Sounds like a scientific conclusion to me. I would counter that this "1 percent extra sense of their potential" will be more than outweighed by the number of hours they spend watching these monkeys chase a ball around a field, and by the amount of money they waste on sports-related merchandise.
"There's a certain type of Boston character or Boston life that might have been partly due to the curse of the Babe," Recht said. "You think about these guys whose whole conception of their possibilities in life was so severely limited, so depressingly limited and boxed in."
Boston might not be the City of Sunshine and Cotton Candy, but I never realized that this surly attitude had so much to do with their lousy ball team. I always figured Bostonians were surly because they could be surly; that once they'd told the British to take their tea and shove it up their arseholes, they realized that they didn't have to be nice to anybody unless they damn well felt like it. I kind of liked Boston for this, but now I'm not so sure.

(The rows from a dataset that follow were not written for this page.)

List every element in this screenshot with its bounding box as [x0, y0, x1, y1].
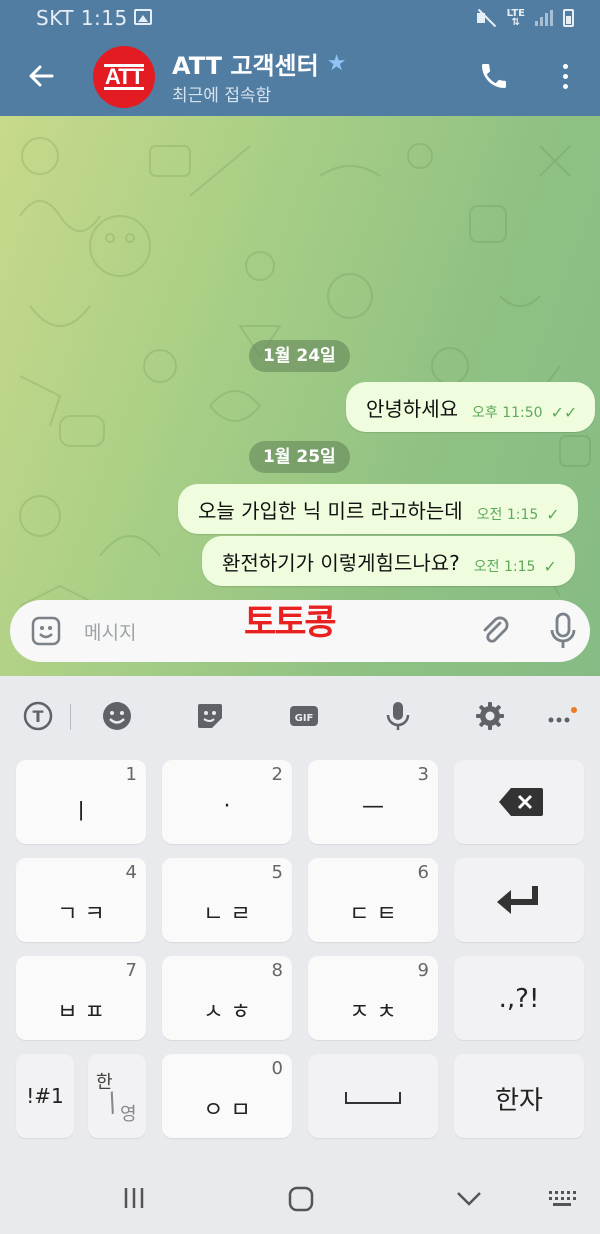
message-time: 오전 1:15: [473, 559, 536, 575]
gif-icon[interactable]: GIF: [288, 700, 320, 732]
outgoing-message[interactable]: 안녕하세요 오후 11:50 ✓✓: [346, 382, 596, 432]
message-meta: 오후 11:50 ✓✓: [472, 392, 577, 422]
date-separator: 1월 24일: [249, 340, 350, 372]
key-1[interactable]: 1 ㅣ: [16, 760, 146, 844]
read-check-icon: ✓✓: [550, 402, 578, 422]
signal-icon: [535, 10, 553, 26]
sticker-icon[interactable]: [30, 615, 62, 647]
keyboard-toolbar: T GIF: [0, 676, 600, 756]
status-icons: LTE ⇅: [475, 6, 574, 30]
key-0[interactable]: 0 ㅇ ㅁ: [162, 1054, 292, 1138]
key-6[interactable]: 6 ㄷ ㅌ: [308, 858, 438, 942]
key-3[interactable]: 3 —: [308, 760, 438, 844]
key-9[interactable]: 9 ㅈ ㅊ: [308, 956, 438, 1040]
sent-check-icon: ✓: [543, 556, 557, 576]
punctuation-key[interactable]: .,?!: [454, 956, 584, 1040]
back-chevron-icon[interactable]: [456, 1190, 482, 1212]
phone-icon[interactable]: [478, 60, 510, 92]
gallery-notification-icon: [134, 9, 152, 25]
system-navigation-bar: [0, 1156, 600, 1234]
key-2[interactable]: 2 ·: [162, 760, 292, 844]
toolbar-divider: [70, 704, 71, 730]
keyboard-hide-icon[interactable]: [548, 1190, 576, 1212]
key-4[interactable]: 4 ㄱ ㅋ: [16, 858, 146, 942]
watermark-text: 토토콩: [244, 603, 337, 643]
home-icon[interactable]: [288, 1186, 314, 1216]
message-time: 오후 11:50: [472, 405, 543, 421]
message-text: 환전하기가 이렇게힘드나요?: [222, 550, 460, 575]
svg-text:T: T: [33, 707, 44, 726]
language-switch-key[interactable]: 한 / 영: [88, 1054, 146, 1138]
backspace-key[interactable]: [454, 760, 584, 844]
last-seen-status: 최근에 접속함: [172, 86, 272, 106]
space-icon: [345, 1092, 401, 1104]
settings-gear-icon[interactable]: [474, 700, 506, 732]
message-input[interactable]: 메시지: [84, 618, 136, 645]
voice-input-icon[interactable]: [382, 700, 414, 732]
attach-icon[interactable]: [478, 614, 512, 648]
sticker-icon[interactable]: [194, 700, 226, 732]
message-text: 오늘 가입한 닉 미르 라고하는데: [198, 498, 463, 523]
backspace-icon: [499, 788, 543, 816]
battery-icon: [563, 9, 574, 27]
enter-key[interactable]: [454, 858, 584, 942]
text-mode-toggle-icon[interactable]: T: [22, 700, 54, 732]
sent-check-icon: ✓: [546, 504, 560, 524]
space-key[interactable]: [308, 1054, 438, 1138]
carrier-time: SKT 1:15: [36, 6, 128, 30]
chat-title[interactable]: ATT 고객센터 ★: [172, 46, 346, 81]
more-options-icon[interactable]: [546, 700, 578, 732]
date-separator: 1월 25일: [249, 441, 350, 473]
message-time: 오전 1:15: [476, 507, 539, 523]
key-8[interactable]: 8 ㅅ ㅎ: [162, 956, 292, 1040]
microphone-icon[interactable]: [550, 612, 576, 650]
network-type: LTE ⇅: [506, 8, 525, 28]
back-arrow-icon[interactable]: [22, 56, 62, 96]
enter-icon: [497, 886, 538, 914]
chat-name: ATT 고객센터: [172, 52, 319, 80]
keyboard: T GIF 1 ㅣ 2 · 3 — 4 ㄱ ㅋ 5 ㄴ ㄹ 6 ㄷ ㅌ 7 ㅂ …: [0, 676, 600, 1156]
star-icon: ★: [326, 51, 347, 76]
message-meta: 오전 1:15 ✓: [474, 546, 557, 576]
outgoing-message[interactable]: 환전하기가 이렇게힘드나요? 오전 1:15 ✓: [202, 536, 575, 586]
svg-text:GIF: GIF: [295, 713, 314, 724]
mute-icon: [475, 8, 497, 28]
chat-area[interactable]: 1월 24일 안녕하세요 오후 11:50 ✓✓ 1월 25일 오늘 가입한 닉…: [0, 116, 600, 676]
symbols-key[interactable]: !#1: [16, 1054, 74, 1138]
message-meta: 오전 1:15 ✓: [477, 494, 560, 524]
status-bar: SKT 1:15 LTE ⇅: [0, 0, 600, 36]
key-5[interactable]: 5 ㄴ ㄹ: [162, 858, 292, 942]
hanja-key[interactable]: 한자: [454, 1054, 584, 1138]
avatar[interactable]: ATT: [93, 46, 155, 108]
key-7[interactable]: 7 ㅂ ㅍ: [16, 956, 146, 1040]
more-vertical-icon[interactable]: [550, 58, 580, 94]
chat-header: ATT ATT 고객센터 ★ 최근에 접속함: [0, 36, 600, 116]
recent-apps-icon[interactable]: [122, 1186, 146, 1214]
outgoing-message[interactable]: 오늘 가입한 닉 미르 라고하는데 오전 1:15 ✓: [178, 484, 578, 534]
emoji-icon[interactable]: [101, 700, 133, 732]
message-text: 안녕하세요: [366, 396, 458, 421]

"Boston's win will not necessarily change the overall surly attitude of New Englanders," Thomas Zeller, a historian who teaches a class on baseball and society at the University of Colorado at Boulder, wrote in an e-mail.
Well, thank goodness for that. (But kids are paying college tuition to take a class on Baseball, that doesn't even teach them how to play baseball? And their parents aren't desperately trying to abort them?)
Fans who claimed they only needed to see the Red Sox win to die happy need to find something else to keep them going.
Do they? Do they really? They could just die happy, instead.
"We're entering a new stage of maturity in our relationship with the Red Sox," Recht said. "I think they have made it possible and we've made it possible to enter into a deeper sort of commitment to each other."
Listen, you're not married to the Red Sox. You're not even distantly related to them. They don't give a shit about you, unless they're sodomizing you or taking your money. Most of these players are not even from Boston! If they were folks you grew up with and went to school with, maybe I could understand. You'd be cheering for your buddies. But they're strangers who are paid more money to play a single game than you'll see in your entire life. And it's because of retards like you that they get it.